Growth Through Strategy and Your Pipeline
Once an opportunity has been identified, analyzed, and deemed winnable, what happens next? It goes in your pipeline. Before going a step further, take note that the opportunity has been analyzed and deemed winnable. How valuable is a pipeline if the opportunities in it are not winnable? This heightens the WHY trumping WHAT is in your pipeline.
If your pipeline is filled with an arbitrary amount of opportunities to hit a quota, what is the likelihood of winning? If your team spends time and research efforts to dig into those opportunities and finds out that you cannot win, that could prove to be extremely costly. It is estimated that it costs roughly $64,000 by chasing just ONE bad opportunity. Instead, implement rigid criteria around opportunities entering your pipeline. This helps ensure that what you are chasing has a high PWin and you are dedicating valuable resources to a hopefully fruitful outcome.
It is so easy to get caught chasing dollar signs. Think back to when you won your first government contract. It was probably a great feeling that left your entire organization wanting more. Do not let the "win anything" mentality take over. A majority of federal contracts are won by extremely large companies that have top-notch processes and resources available to ensure every opportunity they pursue is winnable. And not just winnable, profitable.

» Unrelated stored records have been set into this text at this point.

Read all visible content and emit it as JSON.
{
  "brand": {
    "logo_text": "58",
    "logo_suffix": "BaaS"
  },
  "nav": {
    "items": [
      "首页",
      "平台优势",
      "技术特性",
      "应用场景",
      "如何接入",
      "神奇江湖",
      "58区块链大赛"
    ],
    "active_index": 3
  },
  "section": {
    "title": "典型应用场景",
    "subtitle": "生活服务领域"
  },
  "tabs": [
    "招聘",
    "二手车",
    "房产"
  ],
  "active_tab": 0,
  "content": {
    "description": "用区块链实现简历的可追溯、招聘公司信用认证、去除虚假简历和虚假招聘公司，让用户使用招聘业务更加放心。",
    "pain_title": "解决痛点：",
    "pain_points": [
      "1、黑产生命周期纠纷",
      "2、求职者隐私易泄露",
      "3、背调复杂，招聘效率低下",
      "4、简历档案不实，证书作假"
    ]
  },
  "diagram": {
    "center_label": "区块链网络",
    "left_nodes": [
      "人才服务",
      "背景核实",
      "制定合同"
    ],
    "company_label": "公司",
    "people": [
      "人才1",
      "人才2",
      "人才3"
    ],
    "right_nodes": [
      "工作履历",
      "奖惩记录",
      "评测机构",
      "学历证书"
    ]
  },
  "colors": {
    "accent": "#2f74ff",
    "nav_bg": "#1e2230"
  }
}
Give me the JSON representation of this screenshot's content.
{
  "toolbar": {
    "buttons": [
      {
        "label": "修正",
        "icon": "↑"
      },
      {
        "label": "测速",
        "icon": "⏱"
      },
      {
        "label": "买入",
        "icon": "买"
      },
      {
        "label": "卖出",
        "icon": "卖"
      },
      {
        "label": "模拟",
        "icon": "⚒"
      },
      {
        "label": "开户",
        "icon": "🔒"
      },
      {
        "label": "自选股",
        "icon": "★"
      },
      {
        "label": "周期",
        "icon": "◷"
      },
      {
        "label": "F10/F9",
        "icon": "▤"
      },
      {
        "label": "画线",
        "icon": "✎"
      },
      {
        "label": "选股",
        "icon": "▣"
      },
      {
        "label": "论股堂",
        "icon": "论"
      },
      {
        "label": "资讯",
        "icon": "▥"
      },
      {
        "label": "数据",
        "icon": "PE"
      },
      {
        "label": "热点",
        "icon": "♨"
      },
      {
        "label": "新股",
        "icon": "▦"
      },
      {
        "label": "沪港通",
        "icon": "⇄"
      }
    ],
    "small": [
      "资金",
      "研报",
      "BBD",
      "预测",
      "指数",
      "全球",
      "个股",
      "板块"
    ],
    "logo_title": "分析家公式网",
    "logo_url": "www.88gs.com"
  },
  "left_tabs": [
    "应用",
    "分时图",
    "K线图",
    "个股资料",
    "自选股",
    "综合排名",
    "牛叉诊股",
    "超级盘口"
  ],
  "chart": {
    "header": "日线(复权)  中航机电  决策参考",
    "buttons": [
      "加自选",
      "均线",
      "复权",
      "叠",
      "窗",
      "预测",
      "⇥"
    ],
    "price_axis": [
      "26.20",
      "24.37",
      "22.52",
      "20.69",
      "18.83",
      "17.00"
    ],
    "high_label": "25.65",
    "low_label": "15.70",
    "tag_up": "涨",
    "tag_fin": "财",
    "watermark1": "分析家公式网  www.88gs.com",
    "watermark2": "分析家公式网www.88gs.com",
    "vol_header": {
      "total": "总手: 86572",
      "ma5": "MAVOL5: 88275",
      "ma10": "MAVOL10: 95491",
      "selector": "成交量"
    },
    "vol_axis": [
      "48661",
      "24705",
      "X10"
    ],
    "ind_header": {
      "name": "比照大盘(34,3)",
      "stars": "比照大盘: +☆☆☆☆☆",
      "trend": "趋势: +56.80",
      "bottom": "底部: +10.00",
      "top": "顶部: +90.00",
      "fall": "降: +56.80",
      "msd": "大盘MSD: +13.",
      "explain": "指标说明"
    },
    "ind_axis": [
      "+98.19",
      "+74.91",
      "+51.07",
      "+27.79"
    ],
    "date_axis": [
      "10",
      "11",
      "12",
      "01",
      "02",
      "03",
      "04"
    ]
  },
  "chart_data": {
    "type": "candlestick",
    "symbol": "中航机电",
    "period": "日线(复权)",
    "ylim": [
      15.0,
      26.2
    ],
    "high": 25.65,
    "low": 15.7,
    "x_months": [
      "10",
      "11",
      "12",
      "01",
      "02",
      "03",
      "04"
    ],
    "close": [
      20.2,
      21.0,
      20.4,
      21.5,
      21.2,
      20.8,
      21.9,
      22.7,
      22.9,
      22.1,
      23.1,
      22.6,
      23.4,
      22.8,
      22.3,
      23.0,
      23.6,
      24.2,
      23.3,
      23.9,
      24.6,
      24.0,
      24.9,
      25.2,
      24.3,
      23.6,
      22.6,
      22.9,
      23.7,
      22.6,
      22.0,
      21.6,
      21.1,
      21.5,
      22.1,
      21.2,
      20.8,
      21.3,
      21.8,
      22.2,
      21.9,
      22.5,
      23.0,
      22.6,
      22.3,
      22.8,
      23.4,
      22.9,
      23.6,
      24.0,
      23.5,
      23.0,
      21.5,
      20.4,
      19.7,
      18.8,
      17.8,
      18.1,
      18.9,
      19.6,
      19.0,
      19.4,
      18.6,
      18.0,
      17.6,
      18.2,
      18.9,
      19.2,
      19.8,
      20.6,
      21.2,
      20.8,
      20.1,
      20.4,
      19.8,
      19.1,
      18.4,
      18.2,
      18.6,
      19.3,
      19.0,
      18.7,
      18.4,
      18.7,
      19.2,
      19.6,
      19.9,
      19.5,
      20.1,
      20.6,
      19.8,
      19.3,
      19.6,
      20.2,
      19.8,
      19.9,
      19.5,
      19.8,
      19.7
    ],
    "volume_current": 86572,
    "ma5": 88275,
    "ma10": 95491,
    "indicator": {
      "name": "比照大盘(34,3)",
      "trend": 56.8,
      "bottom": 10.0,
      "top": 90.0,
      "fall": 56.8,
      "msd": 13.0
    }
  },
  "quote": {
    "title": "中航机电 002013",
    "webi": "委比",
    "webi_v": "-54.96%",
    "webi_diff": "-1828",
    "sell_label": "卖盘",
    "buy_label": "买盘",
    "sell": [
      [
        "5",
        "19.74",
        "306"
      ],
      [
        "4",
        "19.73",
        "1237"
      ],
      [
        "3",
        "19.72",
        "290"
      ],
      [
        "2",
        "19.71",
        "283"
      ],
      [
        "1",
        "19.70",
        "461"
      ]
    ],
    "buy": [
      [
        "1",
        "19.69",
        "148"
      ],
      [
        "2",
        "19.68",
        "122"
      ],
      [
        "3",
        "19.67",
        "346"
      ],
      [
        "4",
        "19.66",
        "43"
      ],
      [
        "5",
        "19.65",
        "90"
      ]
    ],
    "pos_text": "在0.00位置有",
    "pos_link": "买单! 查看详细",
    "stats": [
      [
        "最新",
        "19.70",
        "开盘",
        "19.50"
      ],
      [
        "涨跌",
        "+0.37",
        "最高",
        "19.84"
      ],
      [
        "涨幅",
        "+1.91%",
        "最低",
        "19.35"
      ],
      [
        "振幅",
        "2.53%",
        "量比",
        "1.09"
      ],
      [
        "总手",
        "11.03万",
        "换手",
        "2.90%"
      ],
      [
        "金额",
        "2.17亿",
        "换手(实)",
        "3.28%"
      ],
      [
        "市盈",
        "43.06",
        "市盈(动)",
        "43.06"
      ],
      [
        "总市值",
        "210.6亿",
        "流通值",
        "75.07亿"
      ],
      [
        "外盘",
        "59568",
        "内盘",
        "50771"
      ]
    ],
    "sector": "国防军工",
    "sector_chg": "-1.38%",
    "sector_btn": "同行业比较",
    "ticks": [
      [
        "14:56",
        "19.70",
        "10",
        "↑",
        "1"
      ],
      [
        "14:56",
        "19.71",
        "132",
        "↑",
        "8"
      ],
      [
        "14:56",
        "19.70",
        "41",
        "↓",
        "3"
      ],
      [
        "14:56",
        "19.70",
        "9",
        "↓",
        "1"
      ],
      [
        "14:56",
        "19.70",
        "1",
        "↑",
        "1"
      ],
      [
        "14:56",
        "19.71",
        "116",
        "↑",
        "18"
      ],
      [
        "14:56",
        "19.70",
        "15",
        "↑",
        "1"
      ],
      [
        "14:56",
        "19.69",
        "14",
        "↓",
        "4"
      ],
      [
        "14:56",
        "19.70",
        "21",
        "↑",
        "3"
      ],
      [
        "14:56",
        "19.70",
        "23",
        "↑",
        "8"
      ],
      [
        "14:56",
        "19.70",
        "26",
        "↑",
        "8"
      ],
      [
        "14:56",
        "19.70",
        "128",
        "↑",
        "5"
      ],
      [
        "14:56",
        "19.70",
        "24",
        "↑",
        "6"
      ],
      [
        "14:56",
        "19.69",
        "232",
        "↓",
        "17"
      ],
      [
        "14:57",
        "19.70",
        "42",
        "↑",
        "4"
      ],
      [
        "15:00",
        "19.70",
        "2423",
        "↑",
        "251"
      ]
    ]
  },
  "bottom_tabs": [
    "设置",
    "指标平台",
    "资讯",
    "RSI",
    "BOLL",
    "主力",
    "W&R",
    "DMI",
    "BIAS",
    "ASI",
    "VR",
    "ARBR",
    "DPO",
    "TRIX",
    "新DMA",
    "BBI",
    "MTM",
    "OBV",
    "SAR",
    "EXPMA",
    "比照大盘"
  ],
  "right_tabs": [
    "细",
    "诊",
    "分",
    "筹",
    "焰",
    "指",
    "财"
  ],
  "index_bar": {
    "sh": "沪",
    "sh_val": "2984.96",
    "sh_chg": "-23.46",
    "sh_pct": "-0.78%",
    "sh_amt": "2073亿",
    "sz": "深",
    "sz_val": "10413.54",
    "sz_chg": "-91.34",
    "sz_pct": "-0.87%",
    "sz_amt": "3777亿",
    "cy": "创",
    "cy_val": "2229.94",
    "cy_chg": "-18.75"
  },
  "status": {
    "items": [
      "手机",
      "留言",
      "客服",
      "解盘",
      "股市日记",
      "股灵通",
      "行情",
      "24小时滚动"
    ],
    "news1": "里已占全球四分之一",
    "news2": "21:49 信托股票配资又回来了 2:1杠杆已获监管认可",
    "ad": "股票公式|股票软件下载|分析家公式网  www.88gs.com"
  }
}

Creating a sound strategy is what helps your team succeed as a federal contractor. While on the surface it may seem like it is finding opportunities, qualifying them, bidding, winning, performing, and then repeating that over and over. There is so much more to it. But you already knew that.
The government has a never-ending need for products and services and the unique contractors that make up that ecosystem is always growing. The informational landscape, the strategies, the networking, the partnering, the schmoozing... There is a lot that goes into being a successful federal contractor. By no means will it happen overnight, but with the right information, strategic approach, and process, success should come easier to you than others.
Create a strategy, stick to it, and always be ready to change and adapt. Successful businesses adapt over time and evolve as the market and their competitors do. Stagnation is the worst strategy out there.